In Regionen mit bereits bestehender Unterversorgung bietet sich für Hausärzte die Möglichkeit, eine zentrale Rolle in der medizinischen Betreuung der Bevölkerung zu übernehmen, was zunehmend auch durch politische Initiativen unterstützt wird. Darüber hinaus erweist sich die interdisziplinäre Zusammenarbeit mit Pflegepersonal, Therapeuten oder Gesundheitszentren als wertvolle Strategie, um der wachsenden Belastung im Praxisalltag zu begegnen und die Qualität der Versorgung zu sichern.
Handlungsempfehlungen für Ärzte
Um die Versorgung zu sichern und die eigene Praxis stabil auszurichten, empfiehlt sich folgendes Vorgehen:
- Analyse des eigenen Pensums und Tätigkeitsprofils: Wie viele Stunden werden tatsächlich abgeleistet, wie sieht das Team aus, wie attraktiv ist die Praxis für eine Übernahme?
- Kooperations‑ oder Gemeinschaftsmodelle prüfen: Etwa Praxisgemeinschaften, Teilzeit‑Partnerschaften oder Praxisspaltungen, um Belastung zu reduzieren und Kontinuität zu sichern.
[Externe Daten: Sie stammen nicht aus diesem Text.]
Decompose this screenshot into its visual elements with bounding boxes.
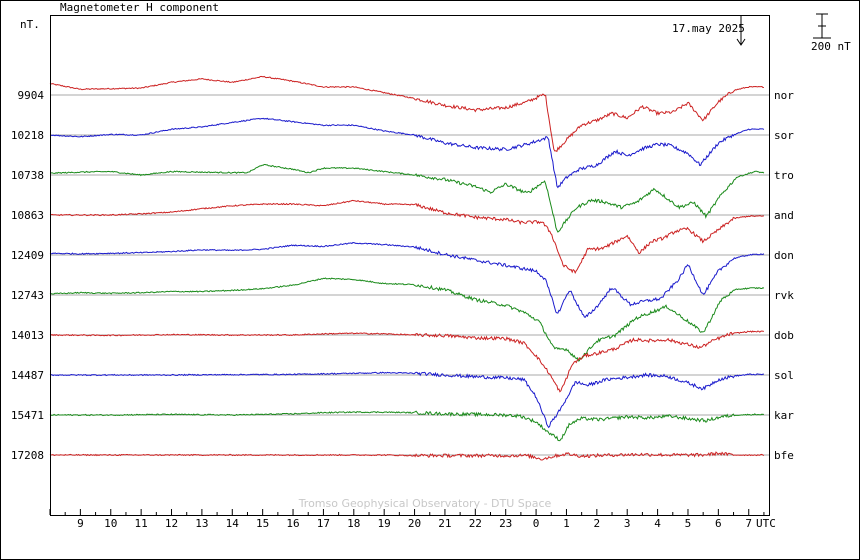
x-tick-label: 21 bbox=[438, 517, 451, 530]
station-don: don bbox=[774, 249, 794, 262]
magnetometer-chart: 9 10 11 12 13 14 15 16 17 18 19 20 21 22 23 0 1 2 3 4 5 6 7 99… bbox=[0, 0, 860, 560]
station-and: and bbox=[774, 209, 794, 222]
scale-bar-label: 200 nT bbox=[811, 40, 851, 53]
x-tick-label: 0 bbox=[533, 517, 540, 530]
x-tick-label: 11 bbox=[135, 517, 148, 530]
x-tick-label: 17 bbox=[317, 517, 330, 530]
baseline-value-tro: 10738 bbox=[11, 169, 44, 182]
x-tick-label: 10 bbox=[104, 517, 117, 530]
date-label: 17.may 2025 bbox=[672, 22, 745, 35]
x-tick-label: 4 bbox=[654, 517, 661, 530]
baseline-value-and: 10863 bbox=[11, 209, 44, 222]
x-tick-label: 12 bbox=[165, 517, 178, 530]
station-sol: sol bbox=[774, 369, 794, 382]
footer-credit: Tromso Geophysical Observatory - DTU Spa… bbox=[298, 497, 552, 510]
x-axis-label: UTC bbox=[756, 517, 776, 530]
x-tick-label: 7 bbox=[745, 517, 752, 530]
station-nor: nor bbox=[774, 89, 794, 102]
baseline-value-don: 12409 bbox=[11, 249, 44, 262]
baseline-value-dob: 14013 bbox=[11, 329, 44, 342]
station-sor: sor bbox=[774, 129, 794, 142]
x-tick-label: 22 bbox=[469, 517, 482, 530]
station-tro: tro bbox=[774, 169, 794, 182]
x-tick-label: 16 bbox=[286, 517, 299, 530]
x-tick-label: 5 bbox=[685, 517, 692, 530]
chart-outer-frame bbox=[0, 0, 860, 560]
x-tick-label: 1 bbox=[563, 517, 570, 530]
x-tick-label: 6 bbox=[715, 517, 722, 530]
station-rvk: rvk bbox=[774, 289, 794, 302]
station-kar: kar bbox=[774, 409, 794, 422]
x-tick-label: 18 bbox=[347, 517, 360, 530]
baseline-value-nor: 9904 bbox=[18, 89, 45, 102]
x-tick-label: 13 bbox=[195, 517, 208, 530]
baseline-value-sor: 10218 bbox=[11, 129, 44, 142]
station-bfe: bfe bbox=[774, 449, 794, 462]
x-tick-label: 20 bbox=[408, 517, 421, 530]
x-tick-label: 23 bbox=[499, 517, 512, 530]
y-unit-label: nT. bbox=[20, 18, 40, 31]
x-tick-label: 2 bbox=[594, 517, 601, 530]
station-dob: dob bbox=[774, 329, 794, 342]
x-tick-label: 14 bbox=[226, 517, 240, 530]
chart-title: Magnetometer H component bbox=[60, 1, 219, 14]
x-tick-label: 15 bbox=[256, 517, 269, 530]
x-tick-label: 3 bbox=[624, 517, 631, 530]
baseline-value-bfe: 17208 bbox=[11, 449, 44, 462]
baseline-value-rvk: 12743 bbox=[11, 289, 44, 302]
x-tick-label: 9 bbox=[77, 517, 84, 530]
baseline-value-sol: 14487 bbox=[11, 369, 44, 382]
baseline-value-kar: 15471 bbox=[11, 409, 44, 422]
x-tick-label: 19 bbox=[378, 517, 391, 530]
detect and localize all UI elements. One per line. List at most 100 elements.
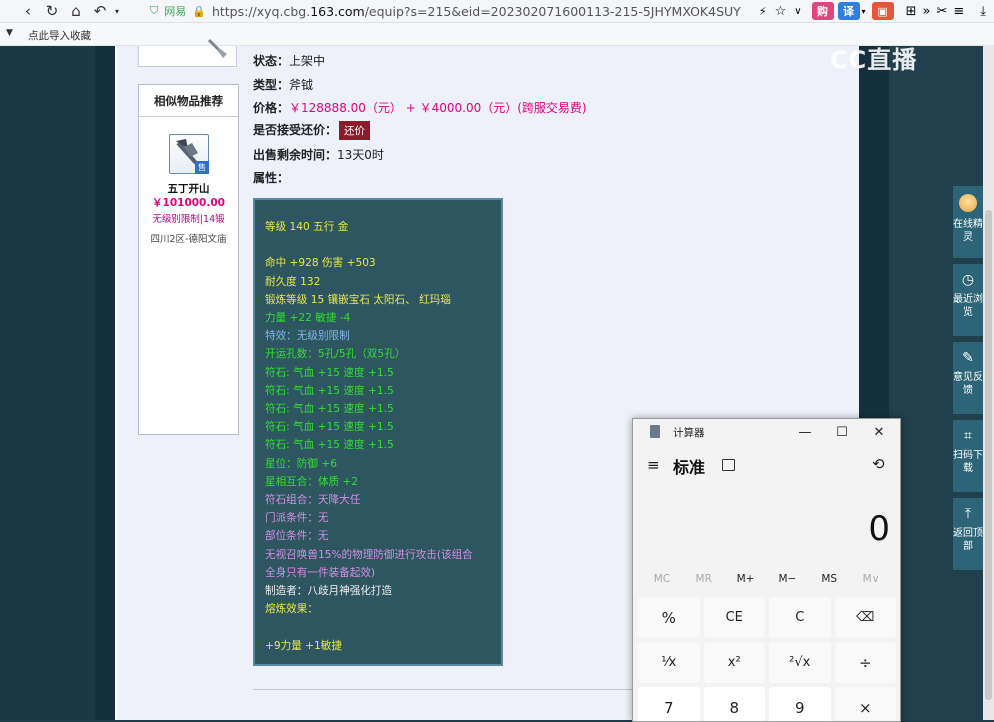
calculator-mode: 标准 (673, 458, 706, 477)
calculator-titlebar[interactable]: 计算器 — ☐ ✕ (633, 419, 900, 445)
type-value: 斧钺 (289, 78, 314, 92)
memory-button: MC (653, 573, 671, 585)
attribute-line: 部位条件：无 (265, 530, 329, 543)
calc-key[interactable]: × (834, 687, 896, 721)
sidebar-item-online-assistant[interactable]: 在线精灵 (953, 186, 983, 258)
counter-offer-row: 是否接受还价： 还价 (253, 121, 371, 140)
attribute-line: +9力量 +1敏捷 (265, 639, 342, 652)
memory-button[interactable]: MS (809, 573, 849, 589)
chevron-down-icon[interactable]: ▾ (112, 0, 122, 22)
similar-item-name[interactable]: 五丁开山 (139, 181, 238, 196)
calc-key[interactable]: ÷ (834, 642, 896, 683)
scissors-icon[interactable]: ✂ (936, 4, 947, 19)
lightning-icon[interactable]: ⚡ (759, 5, 767, 18)
memory-row: MC MR M+ M− MS M∨ (633, 573, 900, 589)
calc-key[interactable]: % (638, 597, 700, 638)
attributes-label: 属性： (253, 171, 290, 185)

- Regionalität nutzen: In Kantonen mit hoher Versorgungsdichte kann ein Umzug oder Niederlassung in unterversorgtem Gebiet attraktive Förderbedingungen mit sich bringen.
- Qualitative Ausrichtung stärken: Spezialisierung, Zusatzleistungen oder gesundheitszentrumartige Vernetzung steigern die Attraktivität einer Praxis für Patienten und Mitarbeitende.
- Politik‑ und Verbandsnetzwerke nutzen: Beteiligung bei Verbänden wie Mfe Haus‑ und Kinderärzte Schweiz hilft beim Informationsaustausch und bei Aktionen zur Verbesserung der Rahmenbedingungen.
Ausblick und Fazit
Die Versorgung mit Hausärzten in der Schweiz steht an einem Wendepunkt. Ohne gezielte Massnahmen drohen Versorgungslücken. Gleichzeitig eröffnet sich für Ärzte die Chance, aktiv mitzugestalten – durch innovative Arbeitsmodelle, Praxisnachfolge mit Weitsicht und verstärkte Vernetzung. Wer sich heute vorbereitet, positioniert sich nicht nur zukunftssicher, sondern übernimmt eine gewichtige Rolle in der medizinischen Grundversorgung.